Background: The relationship between the biomechanical dose of rehabilitation exercises administered after anterior cruciate ligament (ACL) reconstruction and the healing response of the graft and knee is not well understood.
Hypothesis: After ACL reconstruction, rehabilitation administered with either accelerated or nonaccelerated programs produces the same change in the knees' 6 degrees of freedom, or envelope, laxity values.
Study design: Randomized controlled trial; Level of evidence, 1.
Methods: Patients who underwent ACL reconstruction with a bone-patellar tendon-bone autograft were randomized to rehabilitation with either accelerated (19 week) or nonaccelerated (32 week) programs. At the time of surgery, and then 3, 6, 12, and 24 months later, the 6 degrees of freedom knee laxity values were measured using roentgen stereophotogrammetric analysis and clinical, functional, and patient-oriented outcome measures.
Results: Eighty-five percent of those enrolled were followed through 2 years. Laxity of the reconstructed knee was restored to within the limits of the contralateral, normal side at the time of surgery (baseline) in all participants. Patients in both programs underwent a similar increase in the envelope of knee laxity over the 2-year follow-up interval (anterior-posterior translation 3.2 vs 4.5 mm, and coupled internal-external rotations 2.6° vs 1.9° for participants in the accelerated and nonaccelerated programs, respectively). Those who underwent accelerated rehabilitation experienced a significant improvement in thigh muscle strength at the 3-month follow-up (P < .05) compared with those who participated in nonaccelerated rehabilitation, but no differences between the programs were seen after this time interval. At the 2-year follow-up, the groups were similar in terms of clinical assessment, patient satisfaction, function, proprioception, and isokinetic thigh muscle strength.

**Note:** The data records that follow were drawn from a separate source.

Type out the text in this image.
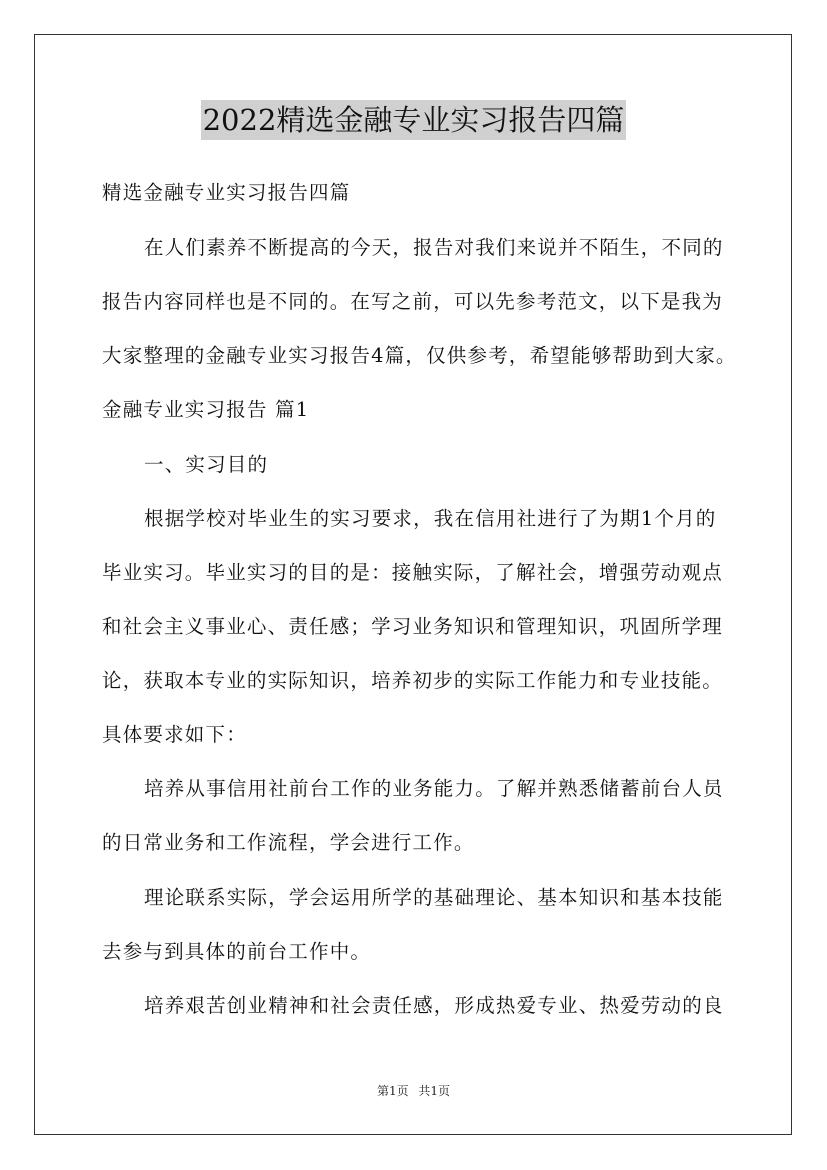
2022精选金融专业实习报告四篇
精选金融专业实习报告四篇
在人们素养不断提高的今天，报告对我们来说并不陌生，不同的
报告内容同样也是不同的。在写之前，可以先参考范文，以下是我为
大家整理的金融专业实习报告4篇，仅供参考，希望能够帮助到大家。
金融专业实习报告 篇1
一、实习目的
根据学校对毕业生的实习要求，我在信用社进行了为期1个月的
毕业实习。毕业实习的目的是：接触实际，了解社会，增强劳动观点
和社会主义事业心、责任感；学习业务知识和管理知识，巩固所学理
论，获取本专业的实际知识，培养初步的实际工作能力和专业技能。
具体要求如下：
培养从事信用社前台工作的业务能力。了解并熟悉储蓄前台人员
的日常业务和工作流程，学会进行工作。
理论联系实际，学会运用所学的基础理论、基本知识和基本技能
去参与到具体的前台工作中。
培养艰苦创业精神和社会责任感，形成热爱专业、热爱劳动的良
第1页 共1页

Conclusion: Rehabilitation with the accelerated and nonaccelerated programs administered in this study produced the same increase in the envelope of knee laxity. A majority of the increase in the envelope of knee laxity occurred during healing when exercises were advanced and activity level increased. Patients in both programs had the same clinical assessment, functional performance, proprioception, and thigh muscle strength, which returned to normal levels after healing was complete. For participants in both treatment programs, the Knee Injury and Osteoarthritis Outcome Score (KOOS) assessment of quality of life did not return to preinjury levels.